Masalah sampah semakin lama semakin pelik. Untuk membersihkannya, perlu biaya dan usaha besar. Setiap hari dibutuhkan sekitar 2.000 truk untuk mengangkutnya. Juga butuh lahan luas seperti Bantargebang untuk menampungnya. Saat musim hujan tiba seperti sekarang, sampah-sampah yang menyesaki 13 sungai utama dan 144 sungai kecil di Jakarta bahkan menjelma menjadi biang banjir.

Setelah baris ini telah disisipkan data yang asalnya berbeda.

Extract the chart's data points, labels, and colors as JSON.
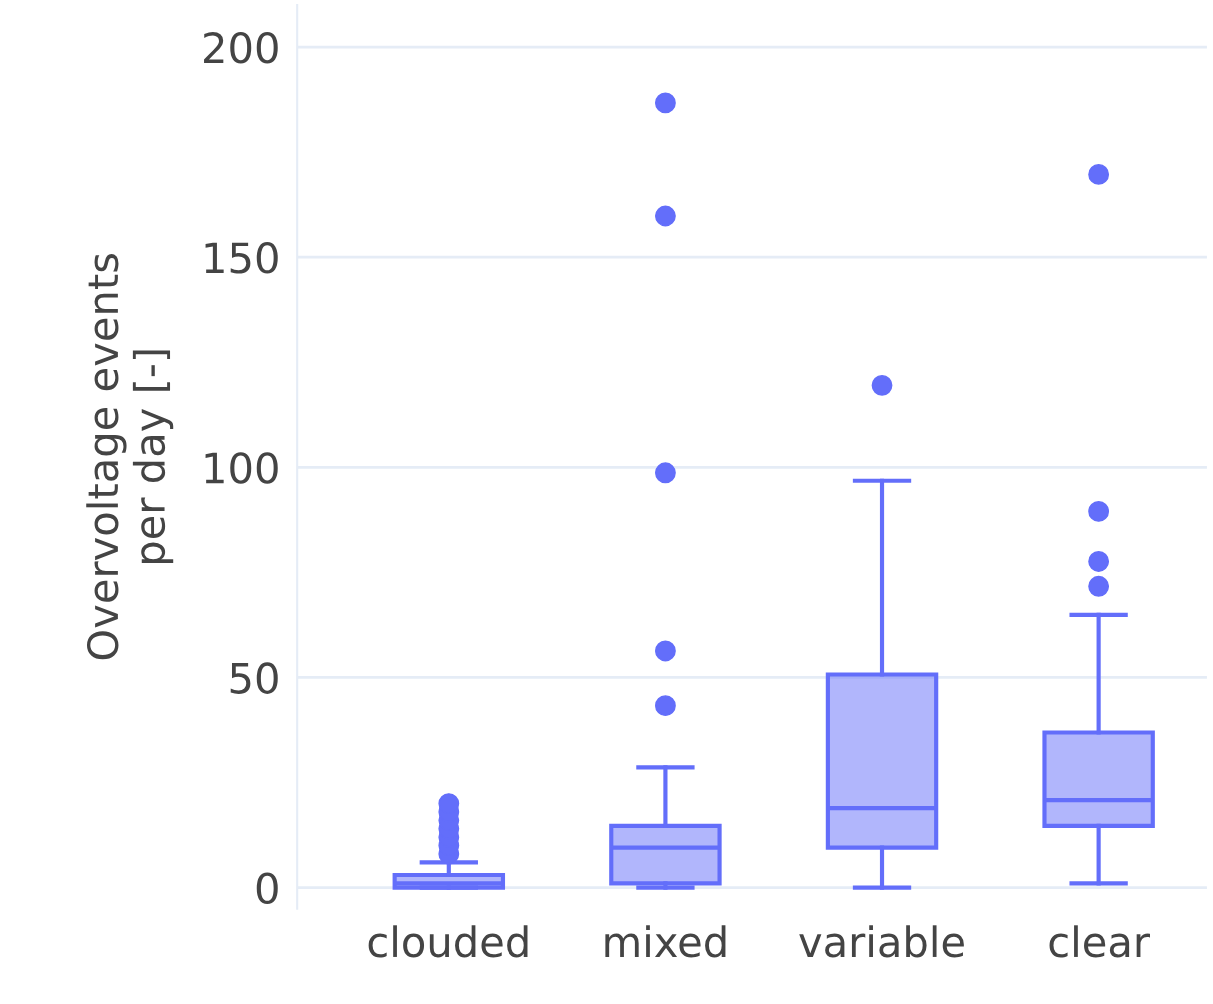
{
  "chart_data": {
    "type": "box",
    "ylabel": "Overvoltage events\nper day [-]",
    "categories": [
      "clouded",
      "mixed",
      "variable",
      "clear"
    ],
    "color": "#636efa",
    "boxes": [
      {
        "low": 0,
        "q1": 0,
        "median": 1,
        "q3": 3,
        "high": 6,
        "outliers": [
          8,
          10,
          12,
          14,
          16,
          18,
          20
        ]
      },
      {
        "low": 0,
        "q1": 1,
        "median": 9.5,
        "q3": 14.7,
        "high": 28.6,
        "outliers": [
          43.3,
          56.3,
          98.7,
          159.8,
          186.7
        ]
      },
      {
        "low": 0,
        "q1": 9.5,
        "median": 18.9,
        "q3": 50.7,
        "high": 96.8,
        "outliers": [
          119.5
        ]
      },
      {
        "low": 1,
        "q1": 14.7,
        "median": 20.8,
        "q3": 36.9,
        "high": 64.9,
        "outliers": [
          71.7,
          77.6,
          89.5,
          169.7
        ]
      }
    ],
    "ylim": [
      -5,
      210
    ],
    "yticks": [
      0,
      50,
      100,
      150,
      200
    ],
    "grid": "y",
    "marker": "circle"
  }
}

Dinas Kebersihan DKI Jakarta mencatat 90 persen sampah yang dipungut dari kali merupakan sampah rumah tangga, dan hanya 10 persen sampah organik dari pepohonan. Melimpahnya sampah ini semestinya bisa dicegah bila setiap wilayah menerapkan sistem pengelolaan sampah seperti di Banjarsari, Jakarta Selatan; atau Malaka, Jakarta Timur. Mereka membangun bank sampah dan mengelolanya dengan konsep 3R, yaitu reuse (gunakan kembali), reduce (kurangi volumenya), dan recycle (daur ulang).

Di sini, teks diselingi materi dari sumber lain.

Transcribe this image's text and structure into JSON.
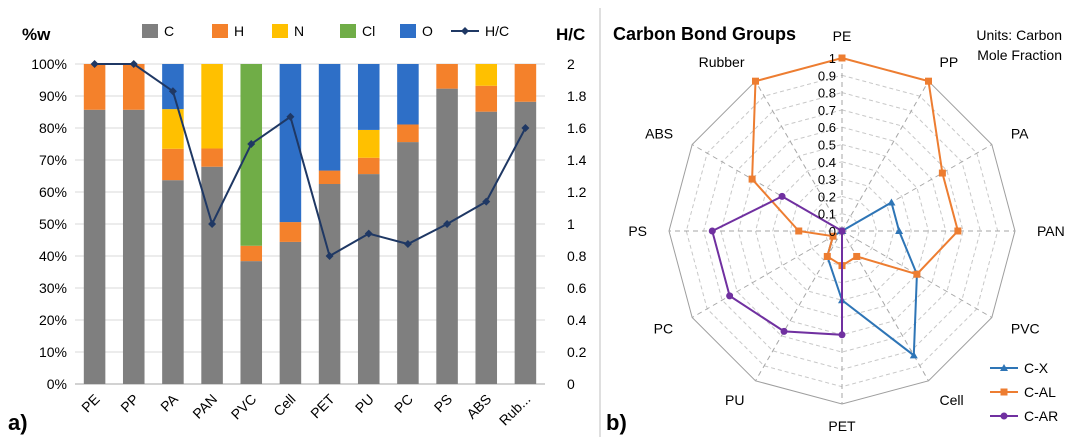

Konsep 3R itulah yang harus disosialisasi secara terus-menerus. Saat ini baru beberapa gelintir kampung yang menerapkannya. Dengan konsep itu, kedua kampung tersebut dapat mengurangi volume sampahnya sebanyak 40-60 persen. Warga memilah-milah sampah, yang organik diolah menjadi kompos, sedangkan yang anorganik dijual. Hanya sisa sampah yang tak dapat diolah atau didaur ulang dibawa ke pengolahan akhir. Bila peraturan ditegakkan dan konsep 3R dijalankan, Jakarta tak perlu pusing memikirkan ke mana sampahnya dibuang. Sampah semestinya tak menjadi masalah. Malah bisa diolah menjadi listrik, seperti yang telah diterapkan di negara-negara maju.